Birders Flock To Maryland Park For Rare Glimpse Of Brightly Colored Bird
Bird watchers in Maryland leaped at the opportunity to see a rare bird, typically only seen in the Southeast.
A brightly colored painted bunting was spotted in Chesapeake & Ohio Canal National Historical Park and hundreds of people have flocked to the park to catch a glimpse.
eBird shared photos of the rare male bird on their website and fellow bird lovers braved the rain and cold for a chance to see the magnificent bird.
The Washington Post reported that over 1,000 people visited the park on January 2 and dozens more returned the following day.
Some birders brought binoculars or professional cameras to get a closer look at the 5 inch in length stunner. Jacques Pitteloud, ambassador of Switzerland to the U.S. and birder, captured the perfect photo of the painted bunting, which has gone viral.
— Jacques Pitteloud (@SwissAmbUSA) January 5, 2021
Painted bunting birds (sometimes called “Nonpareil,” meaning “unrivalled,” in reference to their coloring) usually reside in Florida and other southern states. They prefer shrubby areas and overgrown fields and eat seeds and insects.
Aside from their stunning colors, male painted bunting birds sing bright warbling songs, usually from high in a tree. Click here to listen to the musical song provided by Audubon.

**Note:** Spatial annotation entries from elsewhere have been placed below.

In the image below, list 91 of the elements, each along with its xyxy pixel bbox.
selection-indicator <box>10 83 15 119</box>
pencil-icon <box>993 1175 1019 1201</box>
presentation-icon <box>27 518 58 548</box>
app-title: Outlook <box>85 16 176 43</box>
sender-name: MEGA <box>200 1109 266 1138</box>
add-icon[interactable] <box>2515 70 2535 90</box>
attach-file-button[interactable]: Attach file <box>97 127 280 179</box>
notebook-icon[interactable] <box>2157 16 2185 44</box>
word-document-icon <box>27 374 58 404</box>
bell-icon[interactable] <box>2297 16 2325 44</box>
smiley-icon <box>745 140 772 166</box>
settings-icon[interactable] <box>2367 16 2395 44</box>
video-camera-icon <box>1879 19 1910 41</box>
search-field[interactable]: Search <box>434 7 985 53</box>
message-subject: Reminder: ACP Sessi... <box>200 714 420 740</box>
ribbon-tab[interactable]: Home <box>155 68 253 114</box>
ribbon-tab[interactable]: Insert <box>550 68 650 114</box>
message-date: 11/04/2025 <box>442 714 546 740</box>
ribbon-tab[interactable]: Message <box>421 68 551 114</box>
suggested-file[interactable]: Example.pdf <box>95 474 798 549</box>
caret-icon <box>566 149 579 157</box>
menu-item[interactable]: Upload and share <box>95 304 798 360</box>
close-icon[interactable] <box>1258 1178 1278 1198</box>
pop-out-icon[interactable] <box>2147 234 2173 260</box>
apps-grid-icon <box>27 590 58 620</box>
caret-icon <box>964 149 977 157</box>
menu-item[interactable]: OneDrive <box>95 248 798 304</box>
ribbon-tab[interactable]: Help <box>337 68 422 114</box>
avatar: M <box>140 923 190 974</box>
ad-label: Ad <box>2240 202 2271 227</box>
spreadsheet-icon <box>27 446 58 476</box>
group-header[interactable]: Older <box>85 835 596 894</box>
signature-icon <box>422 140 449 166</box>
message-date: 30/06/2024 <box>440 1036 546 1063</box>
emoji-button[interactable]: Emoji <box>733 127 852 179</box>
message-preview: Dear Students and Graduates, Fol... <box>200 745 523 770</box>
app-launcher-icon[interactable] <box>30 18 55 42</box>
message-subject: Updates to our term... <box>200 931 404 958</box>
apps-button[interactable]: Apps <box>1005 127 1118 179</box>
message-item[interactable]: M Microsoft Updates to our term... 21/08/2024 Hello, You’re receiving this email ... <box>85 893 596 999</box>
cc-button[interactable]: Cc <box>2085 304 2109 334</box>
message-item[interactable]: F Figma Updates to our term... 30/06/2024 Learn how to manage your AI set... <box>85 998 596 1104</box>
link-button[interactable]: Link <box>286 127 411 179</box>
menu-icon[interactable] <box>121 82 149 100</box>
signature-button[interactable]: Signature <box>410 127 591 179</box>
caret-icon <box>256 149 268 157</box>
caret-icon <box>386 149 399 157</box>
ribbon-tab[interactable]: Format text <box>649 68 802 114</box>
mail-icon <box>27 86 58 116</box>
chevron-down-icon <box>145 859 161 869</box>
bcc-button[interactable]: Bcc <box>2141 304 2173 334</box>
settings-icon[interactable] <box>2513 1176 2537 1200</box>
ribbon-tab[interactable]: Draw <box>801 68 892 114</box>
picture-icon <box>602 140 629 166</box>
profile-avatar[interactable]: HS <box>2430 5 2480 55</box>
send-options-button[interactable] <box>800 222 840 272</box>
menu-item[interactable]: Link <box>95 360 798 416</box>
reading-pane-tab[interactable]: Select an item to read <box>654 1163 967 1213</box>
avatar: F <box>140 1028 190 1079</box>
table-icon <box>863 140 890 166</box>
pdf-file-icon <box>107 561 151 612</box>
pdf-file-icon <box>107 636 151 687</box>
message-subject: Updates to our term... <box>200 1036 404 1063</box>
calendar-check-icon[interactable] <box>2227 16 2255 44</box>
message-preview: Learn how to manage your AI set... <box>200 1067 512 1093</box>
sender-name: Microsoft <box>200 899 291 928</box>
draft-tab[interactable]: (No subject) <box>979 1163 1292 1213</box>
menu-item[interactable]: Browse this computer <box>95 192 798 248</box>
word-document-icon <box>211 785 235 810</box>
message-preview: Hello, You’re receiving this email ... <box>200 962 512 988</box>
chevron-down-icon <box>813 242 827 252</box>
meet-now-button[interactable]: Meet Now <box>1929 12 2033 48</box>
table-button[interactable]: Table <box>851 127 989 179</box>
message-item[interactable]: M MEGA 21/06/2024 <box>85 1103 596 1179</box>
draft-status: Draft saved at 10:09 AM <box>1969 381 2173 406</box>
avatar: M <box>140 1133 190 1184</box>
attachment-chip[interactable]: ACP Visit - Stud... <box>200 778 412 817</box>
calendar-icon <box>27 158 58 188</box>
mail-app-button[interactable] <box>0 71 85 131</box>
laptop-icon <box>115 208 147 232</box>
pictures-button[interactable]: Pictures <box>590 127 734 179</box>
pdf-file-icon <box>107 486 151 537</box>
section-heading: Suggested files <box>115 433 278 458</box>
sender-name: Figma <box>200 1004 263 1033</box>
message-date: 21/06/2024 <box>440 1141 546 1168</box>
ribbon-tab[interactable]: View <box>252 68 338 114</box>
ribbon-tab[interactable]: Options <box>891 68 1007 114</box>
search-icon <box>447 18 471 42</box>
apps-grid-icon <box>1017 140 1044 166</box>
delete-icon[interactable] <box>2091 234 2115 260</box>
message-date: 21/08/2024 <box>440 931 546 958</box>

One explanation for the bird being so far north is climate change. National Audubon Society published a study that states “Climate change is causing a measurable shift of birds’ ranges during winter and breeding seasons.” The increase in global temperature is not only causing the birds to head farther north in the winter but is putting “two-thirds of North American birds are at risk of extinction by the end of this century.”
While the reason the bird is in Maryland is unknown, people are enjoying the view.
The male’s brilliant blue head and red underparts made him easy to spot and brought a smile to the faces of many bird lovers, including Margaret Johnson, a professor at the University of Baltimore School of Law. She tweeted, “While it’s not a good sign for climate change, a painted bunting -one of my favorite birds – being in our nearby park brings me joy!”
Many devoted and longtime birders arrived to see the rare bird, but locals and children also hoped to see the bird up close. Rose Wolfe posted photos she took of the beautiful bird in Facebook group MD Birding and wrote, “I had the privilege of seeing the famous Painted Bunting at Great Falls on Saturday 1/2/21. It was very exciting. The bird was spectacular but the excitement of everyone around especially the non-birders was exhilarating. Young and old all curious about the bird and the birders. A wonderful treat to start the new year!”